Quando l'uomo principale è una donna - Jan Fabre
(Rennes 2005)
Sur scène, le dispositif scénique ne se laisse pas tout de suite deviner. L'espace est tout d'abord vide de toute présence:les 2/3 sont occupés par des fils suspendus aux bouts desquels pendent des socles immobiles, il reste 1/3, bizarrement "bas de plafond". Et au milieu des socles une branche d'épine. Au sol, des bouteilles d'huile.
Pendant que les spectateurs prennent place, une femme entre sur scène et va s'assoir sur une chaise de bar.
Devant nous et derrière elle, des bouteilles d'alcool, des verres.
La femme est d'une présence discrète.
Elle n'impose pas à l'espace salle le début de l'hégémonie de l'espace scène.
Ca prêterait presque à sourire quand, à posteriori, on pense à l'évolution du spectacle, à sa provocation, et notamment cette scène:une masturbation frontale, yeux dans les yeux, à laquelle s'ensuit les roulés boulés impudiques, d'huile et de sueur de la danseuse, sur fonds de transe pulsionnelle. A ce moment-là, ce sont les spectateurs qui aimeraient devenir transparents pour ne pas se sentir pris au piège de leur voyeurisme passif. Mais cette impression ne dure pas.
Petit à petit, chaque bouteille trouve son socle, la femme prend son temps pour les y mettre. Déjà, une métaphore sexuelle se dessine.
Elle chante par moment, les bribes d'une chanson populaire qui se loge, elle, tout de suite dans la tête.
Le périple de cette chanson est en soi très intéressant:au début, elle comble les vides, au fur et à mesure que la tension augmente, la chansonnette est étouffée, à la fin, elle permet néanmoins de respirer, de prendre de la distance, voire même une distance complice de ces scènes, vues dès lors comme une espièglerie délicieusement vicieuse.
Les bouteilles une fois suspendues paraissent flotter dans l'air. Tout de suite deux impressions:la liberté de cette sensation d'apesanteur et l'effet compressé du découpage spatial. Je serais presque claustrophobique pour l'interprète. Mais elle, visiblement, elle s'en fout. Elle est libre et le sera de plus en plus, quand elle enlèvera petit à petit ses vêtements, pour en revenir à l'état d'impureté originel. Eve solitaire qui fécondera, toute seule comme une grande, ses compléments, ses moitiés, aux doux noms de machos méditerranéens. D'ailleurs la pièce pourrait se lire comme un joyeux pied de nez féminin. Et si Dyonisos était une femme?

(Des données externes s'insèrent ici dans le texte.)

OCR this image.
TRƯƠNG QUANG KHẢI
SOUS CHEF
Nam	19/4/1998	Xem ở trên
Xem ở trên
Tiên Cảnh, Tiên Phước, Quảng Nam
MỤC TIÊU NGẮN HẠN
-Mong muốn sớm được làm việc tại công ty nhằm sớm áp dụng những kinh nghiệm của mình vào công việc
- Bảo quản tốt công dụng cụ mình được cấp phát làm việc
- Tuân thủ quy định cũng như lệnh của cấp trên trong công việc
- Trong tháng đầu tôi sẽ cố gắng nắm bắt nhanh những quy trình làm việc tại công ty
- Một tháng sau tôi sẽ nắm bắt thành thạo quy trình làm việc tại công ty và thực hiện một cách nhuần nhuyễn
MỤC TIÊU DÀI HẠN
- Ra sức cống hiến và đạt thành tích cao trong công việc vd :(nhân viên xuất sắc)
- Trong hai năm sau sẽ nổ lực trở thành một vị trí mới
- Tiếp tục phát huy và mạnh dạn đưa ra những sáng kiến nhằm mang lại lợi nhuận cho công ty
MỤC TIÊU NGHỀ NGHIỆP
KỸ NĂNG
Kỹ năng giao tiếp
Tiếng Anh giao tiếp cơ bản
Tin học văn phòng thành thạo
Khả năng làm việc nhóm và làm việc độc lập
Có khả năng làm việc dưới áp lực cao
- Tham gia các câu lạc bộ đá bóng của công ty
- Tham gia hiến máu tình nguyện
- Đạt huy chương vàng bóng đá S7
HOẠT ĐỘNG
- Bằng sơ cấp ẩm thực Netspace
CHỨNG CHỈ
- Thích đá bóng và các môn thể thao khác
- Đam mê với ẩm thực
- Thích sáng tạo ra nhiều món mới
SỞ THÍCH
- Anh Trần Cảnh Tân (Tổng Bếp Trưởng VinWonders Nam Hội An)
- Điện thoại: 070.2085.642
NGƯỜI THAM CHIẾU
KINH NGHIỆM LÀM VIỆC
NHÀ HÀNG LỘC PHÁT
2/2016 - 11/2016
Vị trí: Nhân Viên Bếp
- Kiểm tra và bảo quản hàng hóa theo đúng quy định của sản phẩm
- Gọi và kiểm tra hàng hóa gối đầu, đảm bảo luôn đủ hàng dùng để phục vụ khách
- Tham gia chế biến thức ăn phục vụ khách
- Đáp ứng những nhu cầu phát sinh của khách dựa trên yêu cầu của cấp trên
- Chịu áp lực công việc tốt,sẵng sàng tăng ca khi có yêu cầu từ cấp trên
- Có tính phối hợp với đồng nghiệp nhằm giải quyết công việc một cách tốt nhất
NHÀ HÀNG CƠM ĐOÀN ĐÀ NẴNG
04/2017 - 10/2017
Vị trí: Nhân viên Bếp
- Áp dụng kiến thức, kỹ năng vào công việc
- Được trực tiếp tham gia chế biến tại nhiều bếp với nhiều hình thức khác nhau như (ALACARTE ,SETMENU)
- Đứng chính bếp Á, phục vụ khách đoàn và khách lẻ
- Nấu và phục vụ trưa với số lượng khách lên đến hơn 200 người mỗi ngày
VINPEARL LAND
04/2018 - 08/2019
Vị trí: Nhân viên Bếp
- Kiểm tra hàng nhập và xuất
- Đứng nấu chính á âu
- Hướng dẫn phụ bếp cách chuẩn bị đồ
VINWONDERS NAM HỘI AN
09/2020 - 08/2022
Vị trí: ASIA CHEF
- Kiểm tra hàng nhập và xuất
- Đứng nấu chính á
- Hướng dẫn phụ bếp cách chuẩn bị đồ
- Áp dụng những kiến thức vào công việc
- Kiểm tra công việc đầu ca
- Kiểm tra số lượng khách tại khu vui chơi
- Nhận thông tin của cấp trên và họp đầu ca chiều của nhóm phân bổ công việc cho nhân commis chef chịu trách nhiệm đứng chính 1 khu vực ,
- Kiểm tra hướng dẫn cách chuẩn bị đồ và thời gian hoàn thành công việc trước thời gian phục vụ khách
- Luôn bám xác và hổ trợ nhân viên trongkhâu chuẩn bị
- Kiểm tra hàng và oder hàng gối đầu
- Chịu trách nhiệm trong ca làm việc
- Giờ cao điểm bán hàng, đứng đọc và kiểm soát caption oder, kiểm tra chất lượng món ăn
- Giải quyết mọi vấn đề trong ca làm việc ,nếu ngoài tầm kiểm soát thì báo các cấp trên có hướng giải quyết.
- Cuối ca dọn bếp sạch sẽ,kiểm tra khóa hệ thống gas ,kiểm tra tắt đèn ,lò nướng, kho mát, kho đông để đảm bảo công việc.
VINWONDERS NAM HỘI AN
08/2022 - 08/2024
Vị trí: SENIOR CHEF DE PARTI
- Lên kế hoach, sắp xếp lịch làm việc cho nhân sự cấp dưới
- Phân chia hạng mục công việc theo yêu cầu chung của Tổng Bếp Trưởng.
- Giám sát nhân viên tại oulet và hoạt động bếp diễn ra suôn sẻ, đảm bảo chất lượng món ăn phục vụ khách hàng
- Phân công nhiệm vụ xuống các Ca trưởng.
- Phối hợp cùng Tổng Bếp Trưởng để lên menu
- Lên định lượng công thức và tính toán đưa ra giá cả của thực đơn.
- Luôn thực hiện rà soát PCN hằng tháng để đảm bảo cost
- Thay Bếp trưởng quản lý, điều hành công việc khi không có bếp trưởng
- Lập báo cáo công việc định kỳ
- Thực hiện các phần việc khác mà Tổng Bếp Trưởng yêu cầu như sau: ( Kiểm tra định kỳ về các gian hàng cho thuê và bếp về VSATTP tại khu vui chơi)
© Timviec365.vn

Au début, je me demandais quel sens donner à cette couronne d'olivier. La figure christique était inappropriée. Non, c'est une figure dyonisiaque, figure d'ivresse qui ne trouve sa consécration qu'en tant qu'ivresse sexuelle et rituelle et s'incarne merveilleusement dans un corps de femme:un corps tout en muscles, sans rondeurs, les seins raturés par un trait noir accusateur de leur absence. Mais vient l'huile d'olive et son côté lubrifiant qui fait la femme terriblement femme, une animale de féminité.
Elle se tortille au sol, le cygne du début qui n'arrivait pas à prendre son envol et s'en amusait, libéré de toutes contraintes, s'écrase au sol et devient hybride:mi volatile, mi poisson, mais toujours aussi femme. Cette chimère féconde de petites olives transparentes, sécrétion précieuse qui donne à la boisson la saveur qui lui manquait.
A la question terriblement existentielle "et maintenant que fait-on?", Kubrick laissait pour réponse dans son film posthume; "Fuck". Réponse sous forme de pirouette prononcée de la bouche d'une femme. Jan Fabre, semble t-il, en arrive à la même conclusion.